Anyone noticing the rapid growth in store closures this year? How about you guys that own retail RE? Are cap rates increasing? Are you getting worried or are you still able to re-lease the space quickly.

I like innovation, but at the same time, I enjoy going out with friends/wife to go shopping physically and making it a night out. I think we are losing that personal touch to the mall. Thoughts?

 
Best Response

I thought that this was a very interesting presentation by GGP at REITWeek: http://reitstream.com/reitweek2017/ggp A few of things that I found interesting: * Their spin on department store closures: these failing retailers are no longer delivering value to their centers and replacing them with alternative uses (he names a bunch including theaters, fitness centers, restaurants, and even grocers) will continue to provide increased traffic to their malls. * That retailers are becoming more "channel agnostic" - typical strip retailers are not opposed to relocating into regional malls.

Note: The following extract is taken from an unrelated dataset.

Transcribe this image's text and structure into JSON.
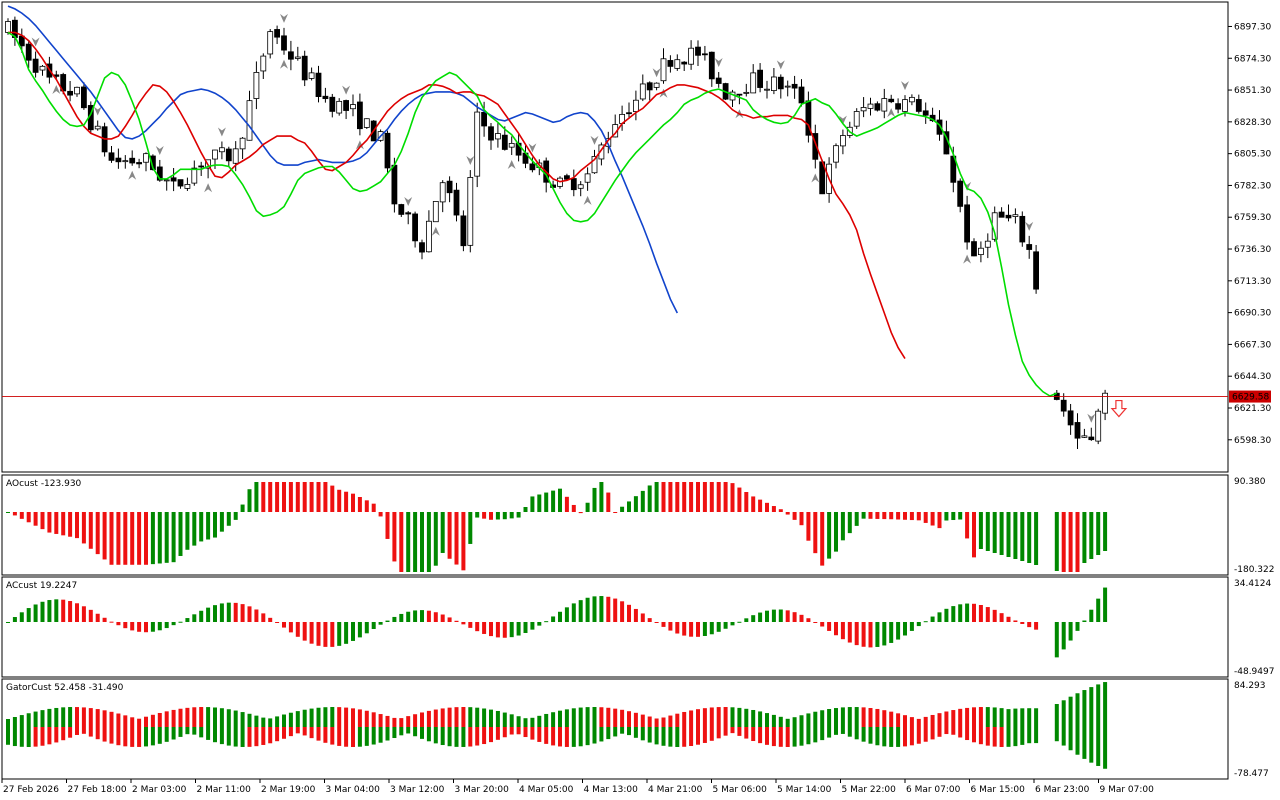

For retailers that may not fail, but are rethinking their physical strategy, locating in malls can be a very good option. (Obviously they own malls so he is biased on this, but reasoning at least sounded compelling) * Omni-channel retailing: he talks about online-retailers who are opening physical stores and physical retailers who are diving into online headfirst - and how it doesn't matter who wins, since they both require a physical footprint in top locations. All of these indicate that while the composition of tenants is going to change, well-located malls are still going to be in demand both from retailers and shoppers. To your point above, the math might be a little more difficult at small-town malls and swallowing hundreds of thousands of SF of vacancy created by these store closures could take a little longer.

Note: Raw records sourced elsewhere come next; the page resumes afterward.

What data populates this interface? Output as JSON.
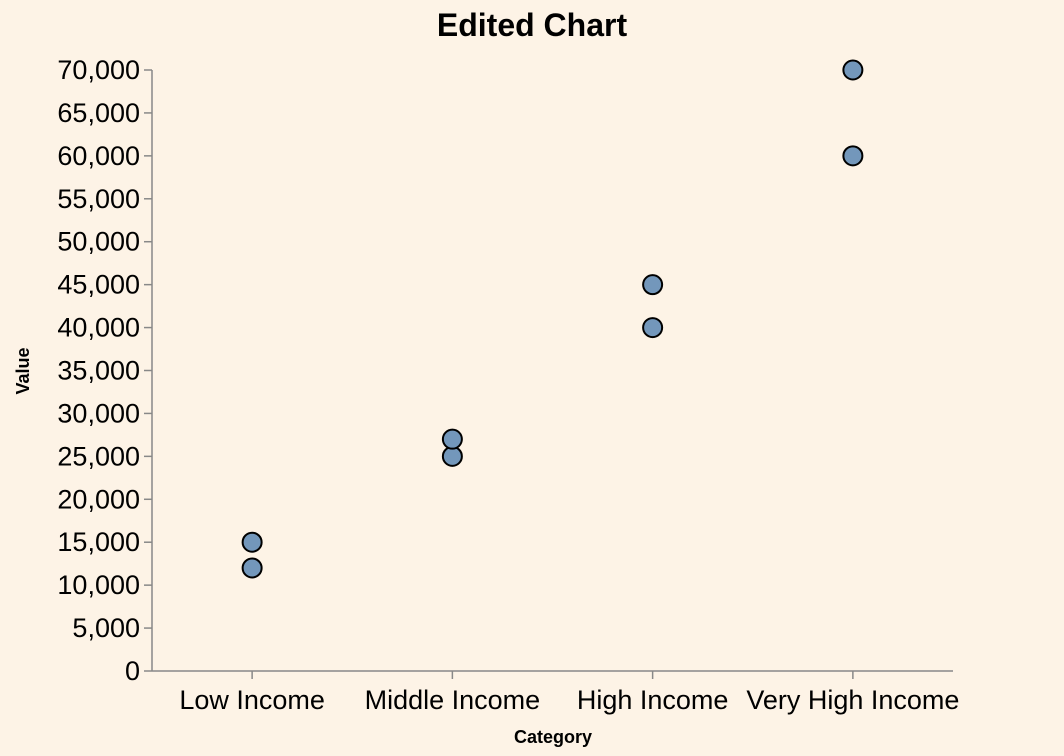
{
  "chart_data": {
    "type": "scatter",
    "title": "Edited Chart",
    "xlabel": "Category",
    "ylabel": "Value",
    "categories": [
      "Low Income",
      "Middle Income",
      "High Income",
      "Very High Income"
    ],
    "points": [
      {
        "category": "Low Income",
        "value": 12000
      },
      {
        "category": "Low Income",
        "value": 15000
      },
      {
        "category": "Middle Income",
        "value": 25000
      },
      {
        "category": "Middle Income",
        "value": 27000
      },
      {
        "category": "High Income",
        "value": 40000
      },
      {
        "category": "High Income",
        "value": 45000
      },
      {
        "category": "Very High Income",
        "value": 60000
      },
      {
        "category": "Very High Income",
        "value": 70000
      }
    ],
    "ylim": [
      0,
      70000
    ],
    "yticks": [
      0,
      5000,
      10000,
      15000,
      20000,
      25000,
      30000,
      35000,
      40000,
      45000,
      50000,
      55000,
      60000,
      65000,
      70000
    ],
    "ytick_labels": [
      "0",
      "5,000",
      "10,000",
      "15,000",
      "20,000",
      "25,000",
      "30,000",
      "35,000",
      "40,000",
      "45,000",
      "50,000",
      "55,000",
      "60,000",
      "65,000",
      "70,000"
    ],
    "grid": false,
    "colors": {
      "background": "#fdf3e6",
      "point_fill": "#7397bb",
      "point_stroke": "#000000",
      "axis": "#888888"
    }
  }
}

Anecdotally, there is mall-located Sears in my market has announced that it is closing later this year. However, they have been carving out their space to smaller tenants for years so the impact won't be nearly as large as if the whole space was vacated at once. And back to point number 1 above, I don't think that Sears has been a great draw for customers at this mall for some time and replacing them with a better user/use will be a net positive for shoppers, other tenants and the landlord.

 

Echoing what has been said above, I think it is more of a redefinition of the traditional mall rather than a killing-off. Many tertiary malls that were built decades ago when the mall was king are going to wither away, but well-located malls in markets with the population to support them seem to be doing just alright and may even benefit from the increase in open-mindedness and creativity from tenants that previously would not have considered leasing mall space. Malls that can survive the shift from large department store anchors into more, smaller bays may even benefit from more distributed vacancy risk and higher overall rents.

As an example of adaptation, I've seen numerous shopping centers (although not many have been indoor malls to be fair) that have backfilled anchor space with trampoline parks like SkyZone. A few years ago no one had even heard of SkyZone. Similarly I have seen some new retail developments go up recently anchored by entertainment such as bowling alleys and cinemas rather than stale department stores.

I see the climate more as the death of the department store rather than the death of the mall.

 

"Is this the year the mall dies" is generalizing a bit too much.

  • Your basic, middle-America mall has been brain-dead and on a feeding tube for years already. Wal-mart and Target (which is also suffering as of late), not to mention online shopping, have put Sears, Kmart, JCPennys, etc. to rest. Teenagers aren't forking out their parents' cash for crap at Hollister or Abercrombie anymore - they're either paying the money for real quality, paying absurdly cheap prices for fashionable yet disposable clothes like H&M, or are hipsters. People, whether they're rich or poor, either want supreme quality or incredibly low prices these days. Sears, JCPennys, etc. offer mediocre quality at mediocre prices. They're dead. However...

  • As others have said, this presents opportunities. Community colleges are renting mall space. Local governments are renting office space. Small businesses are renting mall space. Mall land, in general, is often absolutely prime for redevelopment. It's flat, has all utilities, usually well located, easy to demo, etc. It's perfect for large, mixed-use, town center type deals. (As are ugly, aging office parks) Mall redevelopment is going to be massive over the next decade or two.

  • There are, of course, some malls that are doing well - high end malls in particular. The Green Hills Mall in Nashville is a good example. Instead of Claire's, they have Omega and David Yurman. Instead of Abercrombie and American Eagle, they have North Face, Burberry, 7 for All Mankind, and Lilly Pulitzer. Instead of the AT&T franchise retailer and knock off phone cases, they have an Apple store.